When Paul Anawaty sent me an e-mail the other day, I remembered an event that took place in his back yard before he was born. I’ll start at the beginning.

Do you remember playing the game “Hide And Go Seek?” Of course you do. This childhood game was loads of fun. The kids on Pipkin Street in Beaumont used to play the game all the time. As I recall it was more fun hiding than it was being “It.” If you were “It” you had to look for the others who were hiding. The “It” role was kind of fun but could bring on frustration … especially if you looked everywhere and could not find anyone.

In the middle 1940s, The Pipkin Street gang, made up mostly of kids living in the 1300 block of Pipkin Street, spent hours hiding and seeking. Our rules went like this: The one who was “It” would have to hide his eyes. The way you hid your eyes was to place your hands over them. And peeking was cheating and no Pipkin Street member would ever bring dishonor on the group by cheating.

I never cheated by peeking. I did learn how to listen to every little sound. Sometimes I could hear footsteps of the others as they made their ways into hiding. This may have been a “semi-cheat” but certainly not a full-blown deception.

Anyway, the “seeker” would stand on the front porch of my house and face the door. With eyes covered he would count to 100. He was required to count audibly so the “hiders” could hear how he was coming along. At the end of the count, the “It” would yell, “Here I come, ready or not.”

We set boundaries for the game. For example, you could not hide beyond Jackie Garretson’s house going east on Pipkin and no further than Sonny Collier’s house going west. This left us with options of hiding anywhere within that perimeter. This included the yards of Margaret Ann Burch, my yard, the Heartfields’ and Mike Grime’s yards on one side of the street and Sonny’s yard, the Halfins’ yard, the Anawatys’ yard and Jackie’s yard on the other side.

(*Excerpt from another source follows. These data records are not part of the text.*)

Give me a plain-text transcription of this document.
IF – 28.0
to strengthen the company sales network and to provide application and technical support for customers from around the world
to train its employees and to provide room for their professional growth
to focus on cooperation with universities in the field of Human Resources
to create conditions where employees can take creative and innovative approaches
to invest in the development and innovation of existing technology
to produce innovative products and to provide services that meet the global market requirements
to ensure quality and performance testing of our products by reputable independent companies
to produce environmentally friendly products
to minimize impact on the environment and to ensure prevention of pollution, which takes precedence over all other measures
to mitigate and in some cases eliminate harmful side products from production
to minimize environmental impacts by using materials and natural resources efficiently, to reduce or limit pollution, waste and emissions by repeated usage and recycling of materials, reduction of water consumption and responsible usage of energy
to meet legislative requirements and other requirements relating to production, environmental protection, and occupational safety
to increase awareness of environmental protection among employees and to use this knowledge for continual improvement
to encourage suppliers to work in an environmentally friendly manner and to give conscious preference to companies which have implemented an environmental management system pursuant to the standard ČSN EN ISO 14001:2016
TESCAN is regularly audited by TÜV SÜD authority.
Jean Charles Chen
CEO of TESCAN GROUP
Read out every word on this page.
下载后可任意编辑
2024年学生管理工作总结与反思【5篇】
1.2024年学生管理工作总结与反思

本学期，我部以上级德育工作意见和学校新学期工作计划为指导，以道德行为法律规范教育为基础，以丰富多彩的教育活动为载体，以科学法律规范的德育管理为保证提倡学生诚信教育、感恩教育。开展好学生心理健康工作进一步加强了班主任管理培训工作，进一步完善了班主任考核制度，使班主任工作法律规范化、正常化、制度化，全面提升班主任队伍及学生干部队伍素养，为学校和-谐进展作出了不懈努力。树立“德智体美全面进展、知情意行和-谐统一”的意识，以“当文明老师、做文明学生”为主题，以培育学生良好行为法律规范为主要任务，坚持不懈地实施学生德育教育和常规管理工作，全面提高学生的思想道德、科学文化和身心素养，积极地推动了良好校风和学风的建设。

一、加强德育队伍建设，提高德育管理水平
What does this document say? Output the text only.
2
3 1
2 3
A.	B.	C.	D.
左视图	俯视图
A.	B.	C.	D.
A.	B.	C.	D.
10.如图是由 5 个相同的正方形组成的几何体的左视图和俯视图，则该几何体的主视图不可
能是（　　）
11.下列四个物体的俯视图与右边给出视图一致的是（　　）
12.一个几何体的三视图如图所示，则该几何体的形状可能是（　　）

One afternoon Malcolm Ward was “It.” Malcolm began counting and everyone scattered. I ran behind the Anawatys’ house looking around for a good hiding place. Their backyard was clear. Then I noticed the back door to the garage was open. I stepped into the garage and all I saw were yard tools and a wringer washing machine.

At first I thought just standing there inside the garage would suffice. Malcolm would never look there. Then on the other hand, he might. So I crawled up and hid inside the washing machine. It was like a big tub open on the top. I curled up around the agitator and considered myself sufficiently hidden.

Sure enough after just a few minutes, I heard Malcolm inside the garage. Hopefully he would not venture over and look down into the washing machine. He didn’t. He left and I stayed curled up inside that machine for a solid thirty minutes.

Finally I crawled out of the machine and walked back to the street. There was no one anywhere.

Turned out the gang was not playing Hide and Go Seek anymore. They thought I had gone home so they all went home. That washing machine was the best hiding place I ever had.

Paul Anawaty was born one year later. I never did thank Mr. or Mrs. Anawaty for their secure washing machine. And since I now cannot acknowledge to them my appreciation, I’ll thank their son. Paul, thank you for having parents that allowed the Pipkin Street gang to play in their yard and hide in their washing machine.